Mosconi doesn’t provide a list of waters that haven’t been watered down too much. Further answers may lie within the pages of her book, Brain Food, which enjoys a plug at the end of the article. It just goes to show that the smartest thing you can do with food is write a faddy book about it.

“Engineers at the West Japan Railway can breathe a sigh of relief, after the company announced training would no longer require sitting by the tracks while a 300kph bullet train passes by”

Chicken fever

VARIOUS news outlets were aflutter in the run up to Halloween, after the Centers for Disease Control and Prevention issued a warning against dressing chickens in costumes.

There was just one problem: no such alert existed. The CDC cried foul in a press release, insisting that it had never cautioned against chicken pageantry, although it did warn that chicken owners should wash their hands after close contact with their feathered friends.

So there you have it: dressing your chickens in festive outfits won’t kill you, but it may prove fatal to your social life.

Very large intestine

MEDICS at the University of Kansas are hugely relieved by the safe return of a giant, inflatable colon. The 3-metre-high section of intestine – used to educate the public about the dangers of colorectal cancer – went missing from a pickup truck on 18 October.

Kansas City Police announced on the 29th that they had recovered the stolen colon, tweeting that, following a tip-off, “officers found the giant, inflatable, pilfered intestine in a vacant house in the 7100 block of Virginia [Avenue]”. The bowel burglar remains at large.

Mistaken identity

YOUTUBE comments aren’t known for the quality of debate they produce, but even so, Melanie Stuart despairs at the content exuded beneath a video of LBC’s James O’Brien in discussion with Nobel prizewinner Paul Nurse on Brexit’s likely impact on the UK science sector.

“Marie Curie didn’t get a government grant when she discovered penicillin,” fumed one viewer. “I suggest these whiney scientists get their fingers out and invent something that will benefit Britain and the world.”

While it is true that Marie Curie didn’t see a penny of state funding for work on penicillin, says Melanie, that may have been because it was Alexander Fleming who discovered the antibiotic.

Intelligence services

THE world is facing down the spectre of unparalleled chaos that will be wreaked by unchecked climate change. Yet not all are convinced. Barry Cash forwards a letter published in the Feedback section (no relation) of a magazine he subscribes to.

Here, Paul Cottingham rails against the fake news media, contesting that “since 2009, causational climate scientists have been providing evidence that carbon dioxide induced climate change is, as President Trump has declared, ‘a hoax'”.
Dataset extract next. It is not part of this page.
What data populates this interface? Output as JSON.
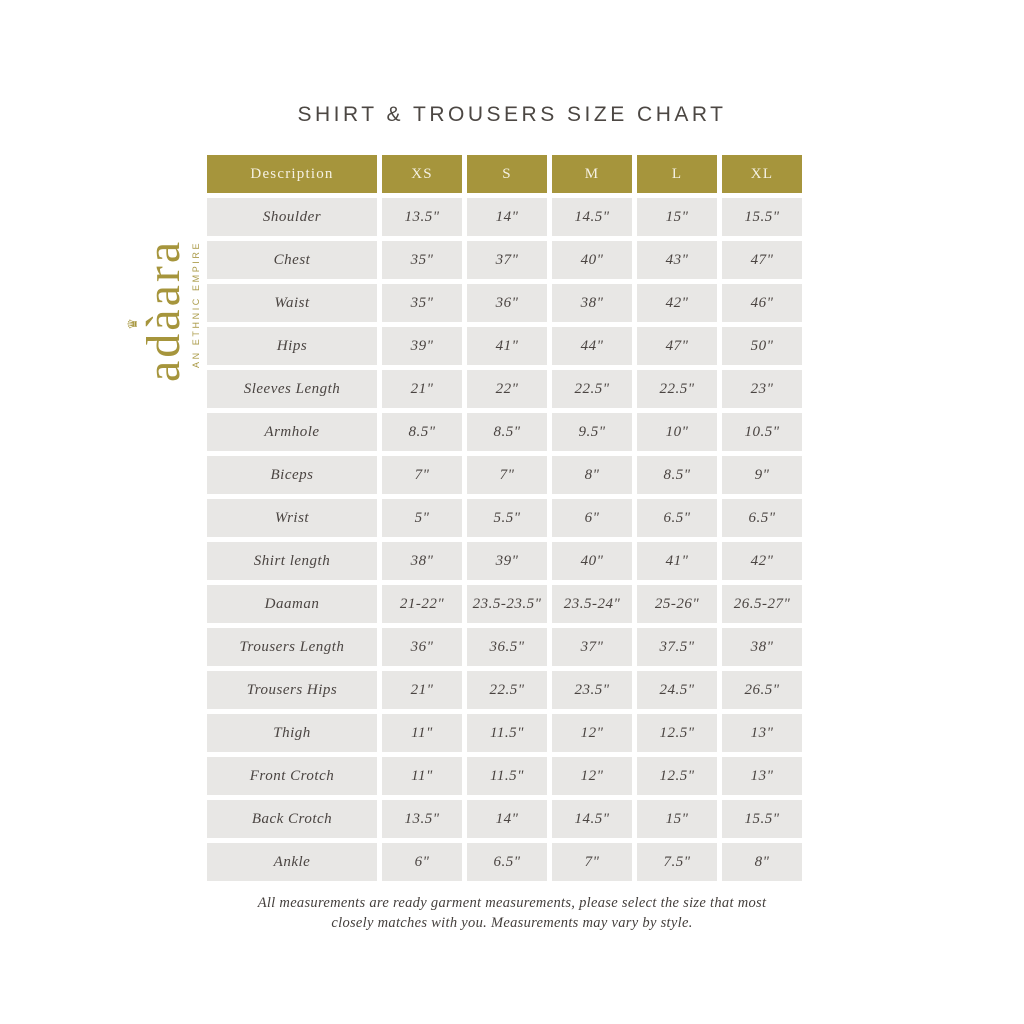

And which august journal has seen fit to print such climate denialism in 2018? Er, Mensa Magazine, bulletin of the “high IQ society”.

Man of letters

DELIGHTED by our recent reporting of a typeface designed to aid the memory (27 October), Pete Boardman proves to be a font of related stories.

There is Untitled Sans, “Kris Sowersby’s attempt to design the most ordinary, utterly normal font possible, for when you don’t want anyone to judge you by your font choices.”

Pete also remarks on the creation of Avería, which combines the designs of all the world’s fonts. “The result is, well, average,” he says.

But it’s not all fun and games in the world of fontography. Pete forwards the cautionary tale of Joseph Schlesinger, professor of anaesthesiology and critical care medicine at Vanderbilt University, Tennessee.

His 84-page grant application for $200,000 worth of funding from the Department of Veterans Affairs was declined, after a computer glitch rendered some sections of the pdf file in 10.7pt Arial, instead of the requisite 11pt Helvetica. Rules are rules!

All at sea

ship cartoon

AND finally, Melanie Krien has a sinking feeling about a project to build a multimillion-dollar metaphor in the form of an ocean liner designed as a replica of the ill-fated Titanic.

Scheduled to sail from Southampton to New York in 2022, the project director of Titanic II is one Clive Mensink. Women and children, Feedback assumes, get a seat in the life rafts.